Materials and methods
A retrospective analysis of all orthognathic surgery procedures performed at a specialized centre in dento-maxillofacial anomalies during a 3-year time period (June 2010 to June 2013) was performed. The guidelines of the Declaration of Helsinki on medical protocol and ethics were followed in all treatment phases. Patient clinical records and media files were reviewed with the approval of the institutional medical centre committee on ethical medical practice.
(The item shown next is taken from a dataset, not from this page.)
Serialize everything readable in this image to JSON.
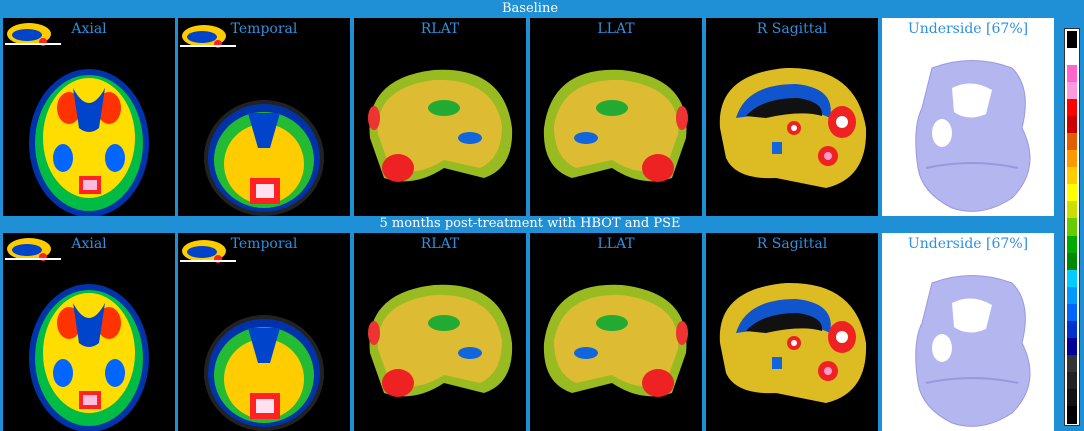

Patients were classified according to the time at which the surgical intervention took place with regards to orthodontic treatment. The categories were established as outlined below.
By definition, this approach proceeds with orthognathic surgery without preoperative orthodontic preparation and is followed by regular postoperative dental alignment. Our particular methodology has been described in detail elsewhere.
Patients were selected for a ‘surgery first’ sequence on the basis of a skeletal malocclusion requiring combined orthodontic–surgical treatment without extractions, the need for aesthetic improvement, or sleep-disordered breathing (SDB) as the main motivation for treatment. Orthodontic management was performed by an officially qualified orthodontist with previous experience in orthognathic surgery. Exclusion criteria were as follows: severe crowding in need of extractions, severe asymmetry with three-dimensional (3D) dental compensations, transverse maxillary hypoplasia requiring previous surgically-assisted rapid palatal expansion (SARPE), class II second division with overbite, acute periodontal problems, and underlying temporomandibular joint (TMJ) disease ( Figs 1 and 2 ).
As well as routine virtual planning of the orthognathic osteotomies, the necessary dental movements of the future orthodontic treatment were simulated in a 3D virtual orthodontic setup for this group of patients. This was built by the combined orthodontic–surgical team ( Fig. 3 ).
Brackets (without archwires) were bonded 1 week before surgery. In order to avoid dental movements that could render the computer assisted design–computer assisted manufacturing (CAD–CAM) splint inaccurate and thus interfere with proper bone positioning, the first soft archwire was not placed until 24 h before surgery or even until the first postoperative orthodontic appointment at 1–2 weeks after surgery.
In addition to the standard maxillary and mandibular osteotomies, interdental corticotomies were systematically executed with a piezoelectric microsaw in order to accelerate postoperative orthodontic movement owing to the RAP ( Fig. 4 ). These corticotomies were extended through the entire thickness of the buccal cortical layer and interrupted when penetrating the medullary bone. No luxation manoeuvres followed. Whenever the targeted teeth were not accessible through the incision required for the orthognathic procedure itself, a tunnel approach under endoscopic assistance was used. This tunnel approach was performed through one to three buccal vertical incisions (5–10 mm) per arch in order to minimize soft tissue debridement and periodontal risks. The technical details of this particular method are available elsewhere.
Orthodontic treatment began at the end of the second postoperative week in order to benefit from the RAP. Archwires were changed every second to third week. During the first postoperative month, intraoperatively placed miniscrews were used for skeletal anchorage, thereby avoiding premature loading of the orthodontic appliances and undesirable dental extrusions ( Fig. 5 ).